I know the best way to dry 'green' naturals is to hang them up and forget about them for a few months, but are there other ways to help things along or speed the process up a bit?

Could I for instance use a microwave or a very low temperature oven?

Thanks guys! (and gals!)


----------



## Imperial (Feb 9, 2011)

http://slingshotforum.com/topic/16466-drying-wood-with-the-microwave/?p=191586


----------



## Blackbriar (Apr 30, 2013)

Many thanks Imperial - just what I wanted! :thumbsup:


----------



## Henry the Hermit (Jun 2, 2010)

Here's another Topic on drying.

http://slingshotforum.com/topic/17125-drying-a-natural-fork/?hl=%2Bdrying+%2Bnaturals#entry200971


----------



## Blackbriar (Apr 30, 2013)

Thanks Henry! Nothing is ever straight-forward, is it?


----------



## Henry the Hermit (Jun 2, 2010)

Geronimo said:


> Thanks Henry! Nothing is ever straight-forward, is it?


Not with slingshots. That's one of the sport's attractions; there are so many variables I never get bored with it.


----------



## squirrel squasher (May 17, 2013)

Removing bark should help as well


----------



## Vetryan15 (Feb 7, 2013)

What I do it take the natural forks, and stick them in my car/trunk. During the summer when the sun beats on the car it takes about 4-6weeks for them to dry, at least with mine


----------



## Blackbriar (Apr 30, 2013)

Vetryan15 said:


> What I do it take the natural forks, and stick them in my car/trunk. *During the summer when the sun beats on the car* it takes about 4-6weeks for them to dry, at least with mine


You're lucky in having a summer in New Jersey - I live in the UK, where the summer lasts 4- 6 days, in a good year! Thanks for taking the time to reply, buddy!

Actually, you've given me an idea - it gets seriously hot in my loft (I think you say attic?) during the summer. Thanks Vet! :thumbsup:


----------



## Vetryan15 (Feb 7, 2013)

No problem. Attic, loft. It's all the same. Hopefully it helps u out, I know if u do that most people glue the ends. I don't.

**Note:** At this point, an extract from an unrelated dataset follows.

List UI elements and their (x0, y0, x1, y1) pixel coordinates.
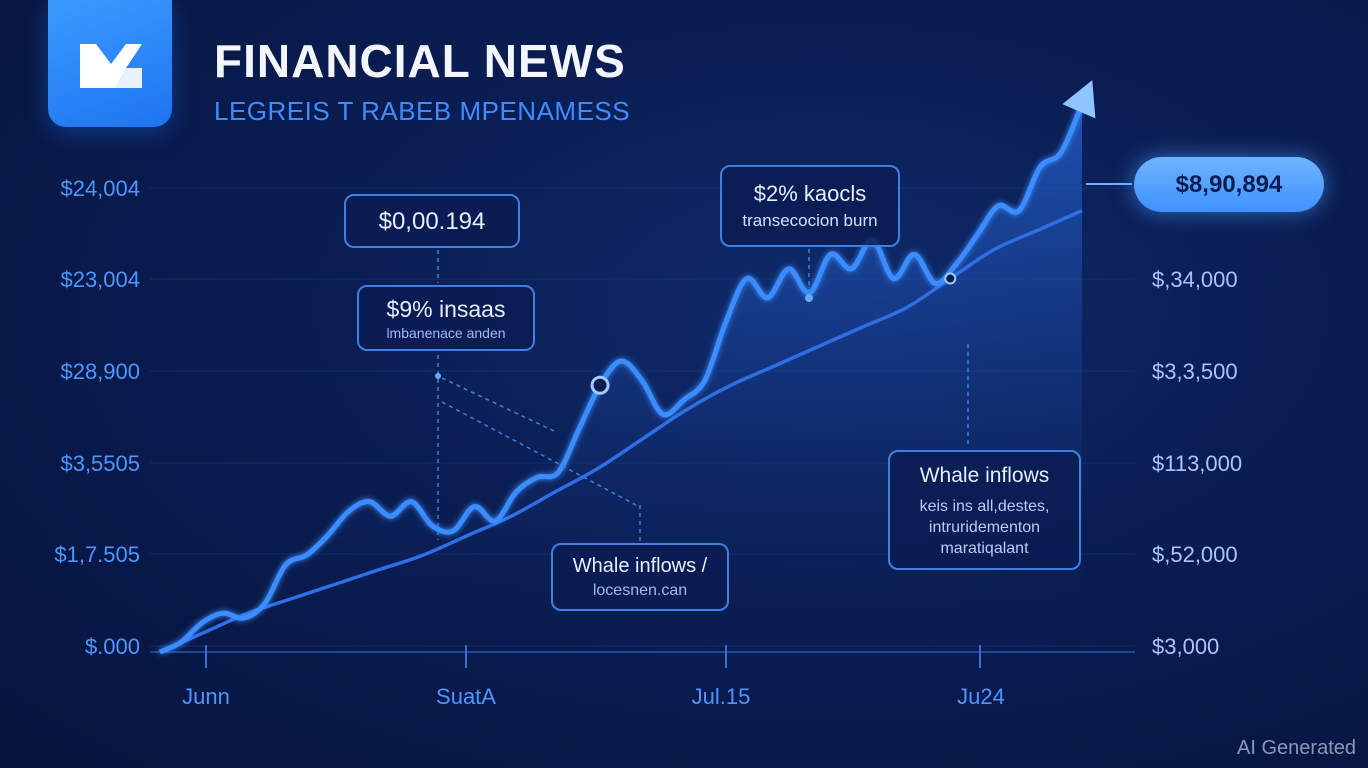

I cut the forks larger then whet I need/want. So when it cracks at the ends, I just cut those ends off. Good luck


----------



## Blackbriar (Apr 30, 2013)

Thanks again Vet (and everyone else who's taken the trouble to reply!)


----------



## squirrel squasher (May 17, 2013)

http://www.theslingshotforum.com/f4/my-method-speed-drying-natural-forks-30621/

This should help to


----------



## flipgun (Nov 14, 2012)

squirrel squasher said:


> http://www.theslingshotforum.com/f4/my-method-speed-drying-natural-forks-30621/
> 
> This should help to


This is the one I was going to suggest also.


----------